Violent deaths of hundreds of Muslims across the world cast a shadow over Lancaster community's celebration of Eid al-Fitr, the end of the holy month of Ramadan.
Even as they acknowledged that, community leaders who spoke Wednesday to hundreds of Muslims, many wearing colorful chadors and robes, focused on a larger message of peace and love.
Eid (pronounced eed) is to be a joyous time; a chance to gather with friends and family and to relish the fact that the month of daylight fasting has come to an end.
Guest speakers, at the Thursday celebrations organized at Lancaster County Convention Center, included Khateeb Brother Iftekhar Hussain, Lancaster Mayor Rick Gray and city fire Chief Tim Gregg.
A Khateeb Brother is a member of the community chosen to lead prayers and deliver the sermon during Eid celebrations.
Hussain, a native of Bangladesh who now lives in Malvern, told the gathering that Ramadan “is a time to align your will with God’s will” and to “reprioritize what is valuable in your lives.”
Gray, an Episcopalian, said the words Hussain used in his address — love, peace, concern for the environment and care for the poor — could have been part of an Episcopal church sermon.
“Our religions, both Christian and Muslim, were founded in peace and love,” he said. “We need more of that today. Not the murder of innocents.”
This Ramadan has been marred by terrorist attacks. More than 260 people died in the past week as the result of bombings and shootings in Iraq, Turkey and Bangladesh.
That was not lost on Dr. Shakeel Amanullah, chairman of the board of trustees of the Islamic Community Center of Lancaster which sponsored this year’s Eid celebration.
“There are a lot of people in the world who are hurt and deeply saddened by these activities,” he said.
He cited a verse in the Quran, that reads: “We have created nations and tribes that we may recognize one another and do good deeds.”

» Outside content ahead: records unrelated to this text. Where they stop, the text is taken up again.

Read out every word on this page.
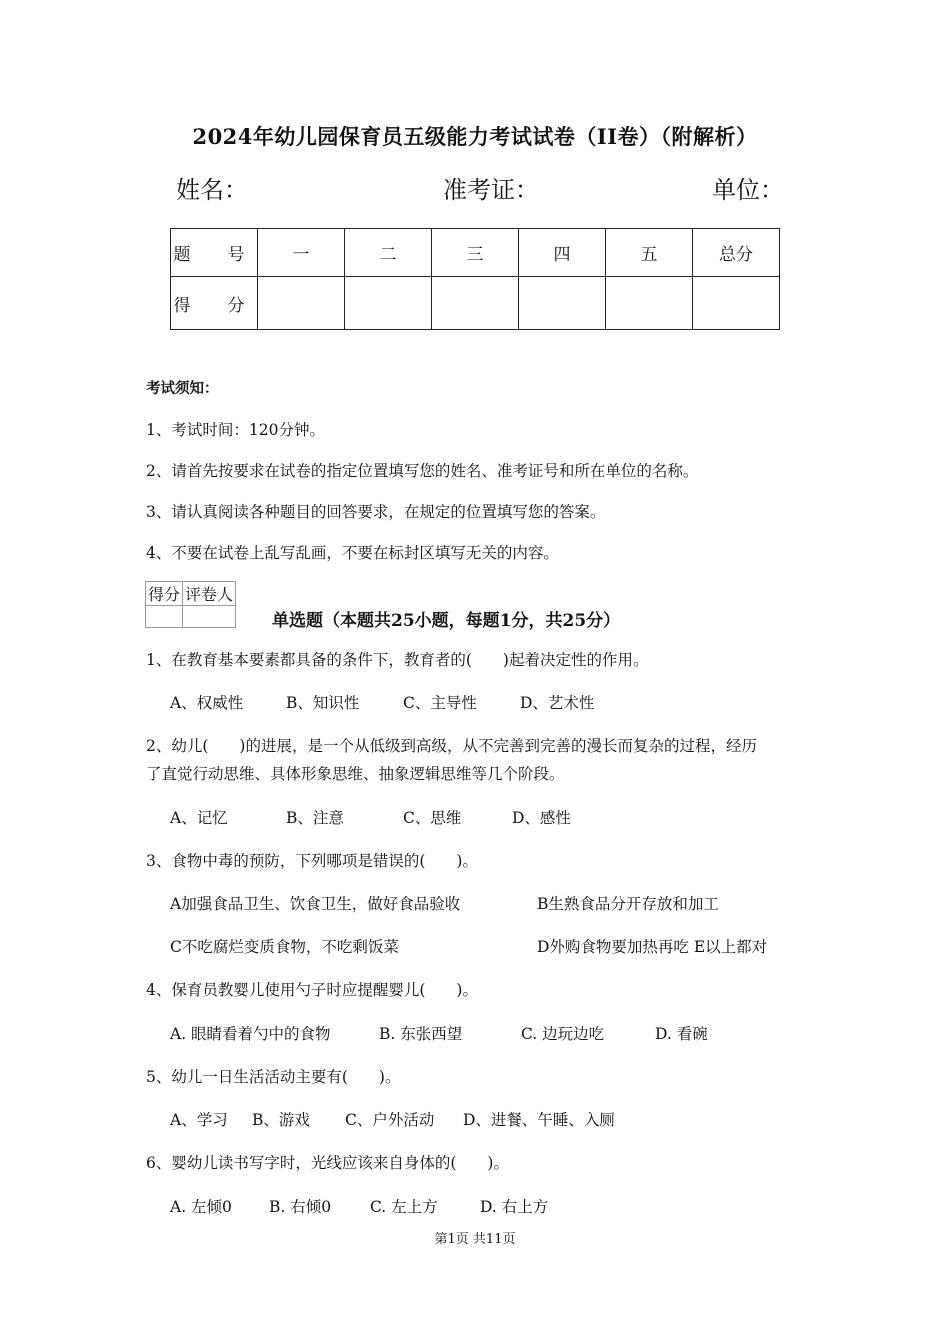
2024年幼儿园保育员五级能力考试试卷（II卷）（附解析）
姓名：	准考证：	单位：
题　号	一	二	三	四	五	总分
得　分						
考试须知：
1、考试时间：120分钟。
2、请首先按要求在试卷的指定位置填写您的姓名、准考证号和所在单位的名称。
3、请认真阅读各种题目的回答要求，在规定的位置填写您的答案。
4、不要在试卷上乱写乱画，不要在标封区填写无关的内容。
得分	评卷人

单选题（本题共25小题，每题1分，共25分）
1、在教育基本要素都具备的条件下，教育者的(　　)起着决定性的作用。
A、权威性	B、知识性	C、主导性	D、艺术性
2、幼儿(　　)的进展，是一个从低级到高级，从不完善到完善的漫长而复杂的过程，经历
了直觉行动思维、具体形象思维、抽象逻辑思维等几个阶段。
A、记忆	B、注意	C、思维	D、感性
3、食物中毒的预防，下列哪项是错误的(　　)。
A加强食品卫生、饮食卫生，做好食品验收	B生熟食品分开存放和加工
C不吃腐烂变质食物，不吃剩饭菜	D外购食物要加热再吃 E以上都对
4、保育员教婴儿使用勺子时应提醒婴儿(　　)。
A. 眼睛看着勺中的食物	B. 东张西望	C. 边玩边吃	D. 看碗
5、幼儿一日生活活动主要有(　　)。
A、学习 B、游戏 C、户外活动 D、进餐、午睡、入厕
6、婴幼儿读书写字时，光线应该来自身体的(　　)。
A. 左倾0 B. 右倾0	C. 左上方	D. 右上方
第1页 共11页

“And that,” he added, “is what we are supposed to be doing.”
Terrorists distort message
Dr. Shahid Babar, medical director of Lancaster General Health Physicians Internal Medicine Hospitalists, said terrorist attacks by self-identified Muslims distort the real message of Ramadan and of Islam.
“I don’t even call them Muslims,” Babar said of ISIS and al-Qaida. “If they don’t follow the Quran, they’re not Muslims at all.”
Babar, who is a native of Kuwait, described this past weekend’s attack by a suicide bomber at The Prophet’s Mosque in Medina, Saudi Arabia, as “a shock to the 1.3 billion Muslims in the world.”
Rizwan Mohammed, an electrical engineer, said that during Ramadan, Muslims are not even supposed to curse, much less attack others.
“So these people who bombed Medina are not Muslims,” he said.
Farhan Brelvi, a registered nurse at Ephrata Community Hospital, said he doesn’t pay much attention to some of the derisive political rhetoric aimed at Muslims in this year’s presidential campaign.
“The biggest effect,” he said, “is on my kids.”
That concerns his wife, Joanna, a physician at Ephrata Community Hospital. A native of Indianapolis who converted to Islam, she said she worries her children, who she described as “openly Muslim,” may be bullied at school because of their religion.
“My hope is they will be an example and help educate people that Muslims are not all terrorists.”
Amanullah said the Muslim community in Lancaster has donated school backpacks to students in the Lancaster city schools and most recently joined with volunteers from FeedPhilly Islamic Society of Greater Valley Forge and several corporate sponsors to distribute food packages to the needy in the Lancaster area.
“Seventy percent of the donations,” he said, “go to non-Muslims.”